The Prodigal Daughter
- First edition cover
- Author: Jeffrey Archer
- Genre: Political fiction
- Publisher: Hodder & Stoughton
- Publication date: June 14, 1982
- Pages: 464
- ISBN: 978-0-671-42229-5

= The Prodigal Daughter =

Novel by Jeffrey Archer

The Prodigal Daughter is a 1982 political fiction novel by English author Jeffrey Archer. It was first published by Hodder & Stoughton in the United Kingdom and by Linden Press in the United States. It is the story of Florentyna Rosnovski, the daughter of Abel Rosnovski of Archer's Kane and Abel. The novel, one of Archer's best sellers, portrays Florentyna's life from early childhood to her final ascension to the position of President of United States. In this way, President Kane becomes the first female U.S. president.
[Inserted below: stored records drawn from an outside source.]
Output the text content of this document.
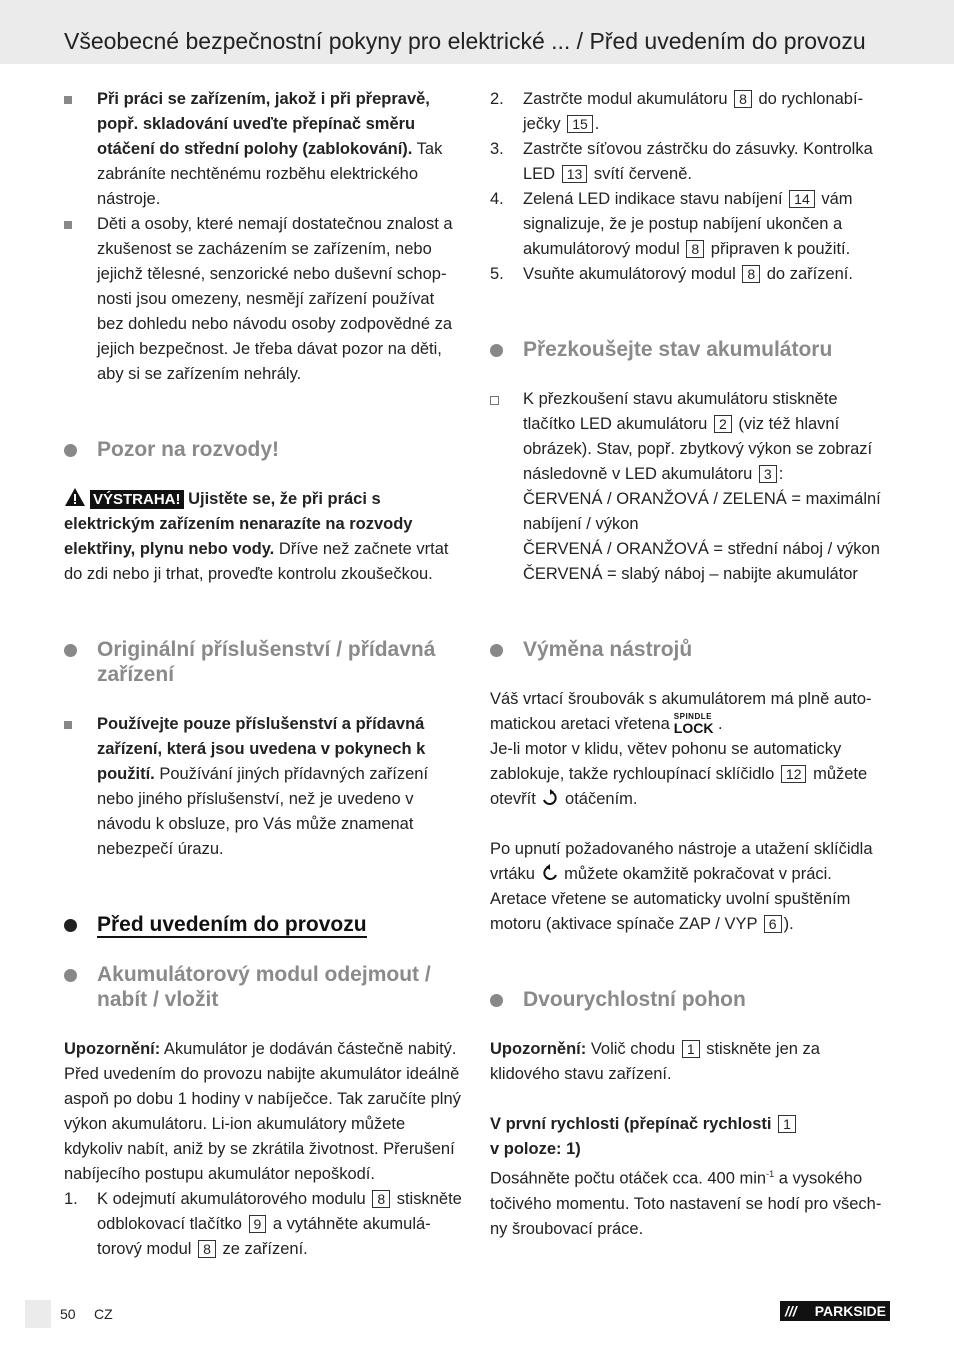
Všeobecné bezpečnostní pokyny pro elektrické ... / Před uvedením do provozu

Při práci se zařízením, jakož i při přepravě, popř. skladování uveďte přepínač směru otáčení do střední polohy (zablokování). Tak zabráníte nechtěnému rozběhu elektrického nástroje.

Děti a osoby, které nemají dostatečnou znalost a zkušenost se zacházením se zařízením, nebo jejichž tělesné, senzorické nebo duševní schopnosti jsou omezeny, nesmějí zařízení používat bez dohledu nebo návodu osoby zodpovědné za jejich bezpečnost. Je třeba dávat pozor na děti, aby si se zařízením nehrály.

Pozor na rozvody!

VÝSTRAHA! Ujistěte se, že při práci s elektrickým zařízením nenarazíte na rozvody elektřiny, plynu nebo vody. Dříve než začnete vrtat do zdi nebo ji trhat, proveďte kontrolu zkoušečkou.

Originální příslušenství / přídavná zařízení

Používejte pouze příslušenství a přídavná zařízení, která jsou uvedena v pokynech k použití. Používání jiných přídavných zařízení nebo jiného příslušenství, než je uvedeno v návodu k obsluze, pro Vás může znamenat nebezpečí úrazu.

Před uvedením do provozu
Akumulátorový modul odejmout / nabít / vložit

Upozornění: Akumulátor je dodáván částečně nabitý. Před uvedením do provozu nabijte akumulátor ideálně aspoň po dobu 1 hodiny v nabíječce. Tak zaručíte plný výkon akumulátoru. Li-ion akumulátory můžete kdykoliv nabít, aniž by se zkrátila životnost. Přerušení nabíjecího postupu akumulátor nepoškodí.

1. K odejmutí akumulátorového modulu 8 stiskněte odblokovací tlačítko 9 a vytáhněte akumulátorový modul 8 ze zařízení.

2. Zastrčte modul akumulátoru 8 do rychlonabíječky 15 .

3. Zastrčte síťovou zástrčku do zásuvky. Kontrolka LED 13 svítí červeně.

4. Zelená LED indikace stavu nabíjení 14 vám signalizuje, že je postup nabíjení ukončen a akumulátorový modul 8 připraven k použití.

5. Vsuňte akumulátorový modul 8 do zařízení.

Přezkoušejte stav akumulátoru

K přezkoušení stavu akumulátoru stiskněte tlačítko LED akumulátoru 2 (viz též hlavní obrázek). Stav, popř. zbytkový výkon se zobrazí následovně v LED akumulátoru 3 :

ČERVENÁ / ORANŽOVÁ / ZELENÁ = maximální nabíjení / výkon

ČERVENÁ / ORANŽOVÁ = střední náboj / výkon

ČERVENÁ = slabý náboj – nabijte akumulátor

Výměna nástrojů

Váš vrtací šroubovák s akumulátorem má plně automatickou aretaci vřetena SPINDLE
LOCK .

Je-li motor v klidu, větev pohonu se automaticky zablokuje, takže rychloupínací sklíčidlo 12 můžete otevřít  otáčením.

Po upnutí požadovaného nástroje a utažení sklíčidla vrtáku  můžete okamžitě pokračovat v práci. Aretace vřetene se automaticky uvolní spuštěním motoru (aktivace spínače ZAP / VYP 6 ).

Dvourychlostní pohon

Upozornění: Volič chodu 1 stiskněte jen za klidového stavu zařízení.

V první rychlosti (přepínač rychlosti 1

v poloze: 1)

Dosáhněte počtu otáček cca. 400 $\min^{-1} a$ vysokého točivého momentu. Toto nastavení se hodí pro všechny šroubovací práce.

50 CZ	/// PARKSIDE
The character of Florentyna Kane also appears in Shall We Tell the President? by Archer. This book initially featured President Ted Kennedy, but following the success of Kane and Abel and The Prodigal Daughter, the character was changed to President Kane in later editions.

==Plot summary==
The story begins by introducing Kane and Abel's past and the feud between them. It then tells the story of Kane and Abel from the perspective of their children, Florentyna Rosnovski and Richard Kane. Their childhood, and all the incidents and people who affected them, are portrayed in a similar manner as their fathers' lives were told in Kane and Abel. There are some inconsistencies, however. For example, after Abel's divorce from Zaphia in Kane and Abel Abel gets the custody of Florentyna. But in The Prodigal Daughter, Zaphia has custody of Florentyna. Richard and Florentyna meet by sheer chance and fall in love. When their parents are told, both sets naturally react explosively; Abel goes so far as to slap the daughter he had raised with great affection. The two lovers run away that day to a friend's house in another city.

Later, they two create a chain of retail stores named Florentyna's, which are a huge success. Abel helps his daughter anonymously, but refuses to accept his son-in-law. The tale takes a twist with the senior Kane's death, when Abel learns that Kane was the anonymous benefactor who helped him launch his hotel empire. He thus accepts Richard and his grandchildren and considers it an honor that his grandson is named William Abel Kane.

Richard and Florentyna take charge of the Baron Hotels, with Florentyna as chairwoman, and then in a daring feat take over Lester's (Kane's bank).

Eventually Florentyna takes up politics due to the persuasion of a childhood friend named Edward Winchester. Florentyna's career becomes central to the plot, as she attempts to deal with the problems a very busy and successful mother faces, including the fact that her daughter has an abortion in the early 1980s and smokes marijuana in the mid-1970s. However, her career takes a back seat when Richard dies in a car crash in 1985. For some time, Florentyna loses the will to pursue anything, even her career. Then suddenly, seeing a homeless Vietnam Vet impels her to come "back with a vengeance." Working harder than ever, she comes very near her goal of becoming the first female U.S. President.

For the good of her party, she strikes a deal with her opponent, Pete Parkin to support him if he promises not to run for a second term, and if he makes her his vice presidential candidate. During Parkin's term, Florentyna averts many a crisis: actions for which the President takes full credit. At the end of his term, however, he not only reneges on his promises and wants to run, but undermines Florentyna's support by announcing Ralph Brooks, the other Illinois Senator as his running mate. It seems as though Florentyna's dream will never become a reality. Disgusted with the entire situation, she leaves Washington. While she is playing golf and discussing what to do with her life—her son William is now President of Lester's, with Edward, Secret Service agents arrive to announce President Parkin's sudden death from a heart attack, though there are insinuations that his death was orchestrated to put Florentyna at the helm. Florentyna thus becomes the President, and marries Edward Winchester, her childhood friend.

== Inspiration ==
Archer got the inspiration for Florentyna's political life and rise to the Presidency from the elections of Golda Meir, Margaret Thatcher and Indira Gandhi.